Japan News This Week 29 March 2015

今週の日本

Japan News.
Japanese Soccer Hits an Unexpected Rough Spot
New York Times

Can education change Japan's 'depressed' generation?
BBC

Dolphins slaughtered in Taiji, Japan: leading zoo body accused of links to hunt – video
Guardian

Japan’s 1968: A Collective Reaction to Rapid Economic Growth in an Age of Turmoil
Japan Focus

Miss Universe Japan Faces Criticism That She Is Not Japanese Enough
Huffington Post

Last Week's Japan News on the JapanVisitor blog

Statistics

"Japanese governmental statistics tell us that there were only 5,545 recorded international marriages in 1980. This more than doubled in 1985 when 12,181 international marriages were recorded. The figure doubled again 5 years later in 1990 with 25,626 marriages consisting of one foreign national. The number has steadily increased since then. It reached its peak in 2001 with 39,727 interracial marriages – this is 7 times the 1980 figure.

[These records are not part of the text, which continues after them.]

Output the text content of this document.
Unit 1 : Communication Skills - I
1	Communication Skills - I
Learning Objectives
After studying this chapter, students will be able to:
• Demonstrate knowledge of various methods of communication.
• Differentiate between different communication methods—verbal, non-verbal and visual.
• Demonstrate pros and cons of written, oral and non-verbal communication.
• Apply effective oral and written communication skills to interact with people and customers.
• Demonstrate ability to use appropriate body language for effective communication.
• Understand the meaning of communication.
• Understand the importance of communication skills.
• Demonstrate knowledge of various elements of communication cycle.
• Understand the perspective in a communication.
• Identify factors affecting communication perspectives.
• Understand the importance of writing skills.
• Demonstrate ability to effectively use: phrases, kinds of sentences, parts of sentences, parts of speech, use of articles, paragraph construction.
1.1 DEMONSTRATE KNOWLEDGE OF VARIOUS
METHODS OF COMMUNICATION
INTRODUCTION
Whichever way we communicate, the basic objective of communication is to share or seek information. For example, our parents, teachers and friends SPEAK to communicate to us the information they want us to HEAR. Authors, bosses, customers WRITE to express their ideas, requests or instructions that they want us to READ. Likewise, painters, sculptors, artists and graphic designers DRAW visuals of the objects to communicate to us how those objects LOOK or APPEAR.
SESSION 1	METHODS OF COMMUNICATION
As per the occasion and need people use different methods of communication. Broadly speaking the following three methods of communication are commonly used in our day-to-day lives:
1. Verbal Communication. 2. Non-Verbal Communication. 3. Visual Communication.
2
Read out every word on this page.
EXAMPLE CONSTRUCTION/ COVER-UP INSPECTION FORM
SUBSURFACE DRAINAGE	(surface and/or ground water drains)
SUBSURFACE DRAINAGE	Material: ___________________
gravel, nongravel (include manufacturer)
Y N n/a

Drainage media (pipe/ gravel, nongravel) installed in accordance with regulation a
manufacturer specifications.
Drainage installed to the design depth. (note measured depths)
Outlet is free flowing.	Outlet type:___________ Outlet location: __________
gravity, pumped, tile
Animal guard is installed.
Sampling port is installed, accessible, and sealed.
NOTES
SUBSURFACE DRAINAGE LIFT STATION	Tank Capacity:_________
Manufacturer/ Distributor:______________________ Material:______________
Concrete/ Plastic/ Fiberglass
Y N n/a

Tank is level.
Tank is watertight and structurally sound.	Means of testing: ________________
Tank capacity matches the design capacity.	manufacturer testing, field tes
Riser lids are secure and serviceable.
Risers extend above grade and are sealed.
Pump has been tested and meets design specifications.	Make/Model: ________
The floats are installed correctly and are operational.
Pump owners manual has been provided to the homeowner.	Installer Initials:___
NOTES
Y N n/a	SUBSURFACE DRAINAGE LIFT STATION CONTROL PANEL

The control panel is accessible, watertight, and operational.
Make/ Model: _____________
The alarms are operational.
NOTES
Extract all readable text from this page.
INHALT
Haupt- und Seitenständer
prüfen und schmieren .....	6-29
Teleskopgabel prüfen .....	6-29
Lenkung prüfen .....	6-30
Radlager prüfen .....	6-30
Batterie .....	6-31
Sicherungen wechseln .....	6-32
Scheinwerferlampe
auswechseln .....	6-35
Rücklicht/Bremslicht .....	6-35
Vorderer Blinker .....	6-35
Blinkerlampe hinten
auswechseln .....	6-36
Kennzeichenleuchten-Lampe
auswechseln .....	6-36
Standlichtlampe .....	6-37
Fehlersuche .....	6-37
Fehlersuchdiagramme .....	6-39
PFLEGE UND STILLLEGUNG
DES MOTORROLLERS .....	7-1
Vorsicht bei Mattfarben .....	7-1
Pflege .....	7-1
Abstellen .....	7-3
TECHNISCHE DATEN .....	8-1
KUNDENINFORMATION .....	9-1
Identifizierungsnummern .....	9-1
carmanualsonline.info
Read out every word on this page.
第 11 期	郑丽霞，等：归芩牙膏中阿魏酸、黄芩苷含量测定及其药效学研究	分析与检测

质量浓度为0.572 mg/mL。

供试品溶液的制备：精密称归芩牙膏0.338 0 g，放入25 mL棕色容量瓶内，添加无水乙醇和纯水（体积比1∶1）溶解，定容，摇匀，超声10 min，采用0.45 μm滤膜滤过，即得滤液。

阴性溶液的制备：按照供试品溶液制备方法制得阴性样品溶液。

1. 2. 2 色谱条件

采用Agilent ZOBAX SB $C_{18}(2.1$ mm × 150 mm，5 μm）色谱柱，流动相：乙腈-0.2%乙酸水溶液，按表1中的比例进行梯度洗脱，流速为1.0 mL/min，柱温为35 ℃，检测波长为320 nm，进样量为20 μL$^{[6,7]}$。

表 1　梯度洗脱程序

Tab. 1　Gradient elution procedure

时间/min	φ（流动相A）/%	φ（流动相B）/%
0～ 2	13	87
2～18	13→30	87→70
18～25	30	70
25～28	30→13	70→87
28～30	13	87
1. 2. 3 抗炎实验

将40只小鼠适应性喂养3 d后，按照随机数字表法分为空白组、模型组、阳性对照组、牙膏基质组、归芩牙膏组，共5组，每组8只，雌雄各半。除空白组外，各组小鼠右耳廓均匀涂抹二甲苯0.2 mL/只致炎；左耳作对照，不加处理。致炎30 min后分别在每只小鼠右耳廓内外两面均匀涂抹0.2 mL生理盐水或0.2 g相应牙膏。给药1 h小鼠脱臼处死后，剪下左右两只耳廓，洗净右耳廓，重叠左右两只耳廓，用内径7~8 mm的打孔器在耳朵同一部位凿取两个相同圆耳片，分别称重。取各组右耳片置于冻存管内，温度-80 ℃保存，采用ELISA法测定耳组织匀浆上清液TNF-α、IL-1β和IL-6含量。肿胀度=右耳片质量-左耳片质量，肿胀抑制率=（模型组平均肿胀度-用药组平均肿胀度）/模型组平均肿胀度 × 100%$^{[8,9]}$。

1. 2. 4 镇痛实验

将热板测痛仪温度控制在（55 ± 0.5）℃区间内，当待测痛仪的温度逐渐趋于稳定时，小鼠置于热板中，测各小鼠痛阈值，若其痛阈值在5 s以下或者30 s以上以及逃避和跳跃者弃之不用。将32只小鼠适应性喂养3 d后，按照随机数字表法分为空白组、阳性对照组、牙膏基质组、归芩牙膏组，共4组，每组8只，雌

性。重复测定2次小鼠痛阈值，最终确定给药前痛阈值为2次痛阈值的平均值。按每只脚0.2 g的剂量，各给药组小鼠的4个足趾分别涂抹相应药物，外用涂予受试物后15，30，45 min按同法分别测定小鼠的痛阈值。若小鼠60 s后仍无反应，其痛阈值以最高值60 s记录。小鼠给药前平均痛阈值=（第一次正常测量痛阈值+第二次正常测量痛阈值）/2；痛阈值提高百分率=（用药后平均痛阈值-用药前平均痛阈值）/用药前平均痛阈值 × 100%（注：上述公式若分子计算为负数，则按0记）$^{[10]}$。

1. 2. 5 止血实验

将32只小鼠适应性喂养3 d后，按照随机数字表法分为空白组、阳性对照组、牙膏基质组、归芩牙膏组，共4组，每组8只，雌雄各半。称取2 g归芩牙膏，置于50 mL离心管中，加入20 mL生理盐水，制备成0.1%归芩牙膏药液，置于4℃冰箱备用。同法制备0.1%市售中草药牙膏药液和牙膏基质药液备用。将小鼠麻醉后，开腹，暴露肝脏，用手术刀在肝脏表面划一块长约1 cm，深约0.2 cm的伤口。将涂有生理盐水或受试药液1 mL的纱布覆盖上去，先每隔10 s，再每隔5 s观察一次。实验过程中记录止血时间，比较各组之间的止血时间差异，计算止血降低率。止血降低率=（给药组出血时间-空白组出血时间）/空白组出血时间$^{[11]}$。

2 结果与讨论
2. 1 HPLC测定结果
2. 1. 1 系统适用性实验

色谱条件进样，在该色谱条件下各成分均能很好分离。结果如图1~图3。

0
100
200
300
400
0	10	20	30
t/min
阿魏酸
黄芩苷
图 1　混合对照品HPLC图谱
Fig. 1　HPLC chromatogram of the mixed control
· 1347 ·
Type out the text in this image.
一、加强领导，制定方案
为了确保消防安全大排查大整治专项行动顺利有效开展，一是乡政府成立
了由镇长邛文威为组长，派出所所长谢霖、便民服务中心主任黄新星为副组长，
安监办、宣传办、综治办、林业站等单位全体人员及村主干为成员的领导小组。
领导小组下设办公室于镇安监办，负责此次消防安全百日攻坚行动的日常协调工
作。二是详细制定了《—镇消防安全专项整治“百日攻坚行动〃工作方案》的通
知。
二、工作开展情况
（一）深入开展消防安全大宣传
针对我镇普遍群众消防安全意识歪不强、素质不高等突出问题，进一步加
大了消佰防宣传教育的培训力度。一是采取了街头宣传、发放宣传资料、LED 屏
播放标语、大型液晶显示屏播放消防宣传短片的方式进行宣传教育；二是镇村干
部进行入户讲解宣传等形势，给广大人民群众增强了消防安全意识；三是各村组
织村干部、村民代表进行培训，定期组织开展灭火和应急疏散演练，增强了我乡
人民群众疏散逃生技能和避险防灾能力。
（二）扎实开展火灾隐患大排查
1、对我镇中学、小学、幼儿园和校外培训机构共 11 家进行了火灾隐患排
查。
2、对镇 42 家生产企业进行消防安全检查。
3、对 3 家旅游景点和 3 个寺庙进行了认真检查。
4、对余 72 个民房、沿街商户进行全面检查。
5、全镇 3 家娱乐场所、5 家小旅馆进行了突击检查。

Multiracial individuals or more specifically Hafus are therefore growing dramatically in Japan. Owing to the fact that data on ethnic/racial background is not collected anywhere in the Census in Japan (i.e. only nationality), it is hard to say exactly how many Hafus or mixed 'race' individuals live in Japan. However in 2004 we know that there were 39,511 international marriages, which accounted for about 5.5% of all marriages in Japan. A high number of them were between Japanese and Chinese (13,019), Philippines (8,517) and Korean (8,023) individuals.

There were only 1,679 American Japanese, 524 Brazilian Japanese, 403 British Japanese marriages. So we can say that visible Hafus are a minority of the minority. The number of foreign nationals living in Japan has increased in recently years. In 1985, about 850,000 foreigners lived in Japan. That figure doubled to 1,700,000 in the year 2000. Over the last few years the number has been steadily growing and in 2006 there were about 2,100,000 residents with foreign nationality. Therefore the number of foreigners in Japan in 2006 was almost three times that in 1985. This is a firm indication of Japan’s increasing internationalization."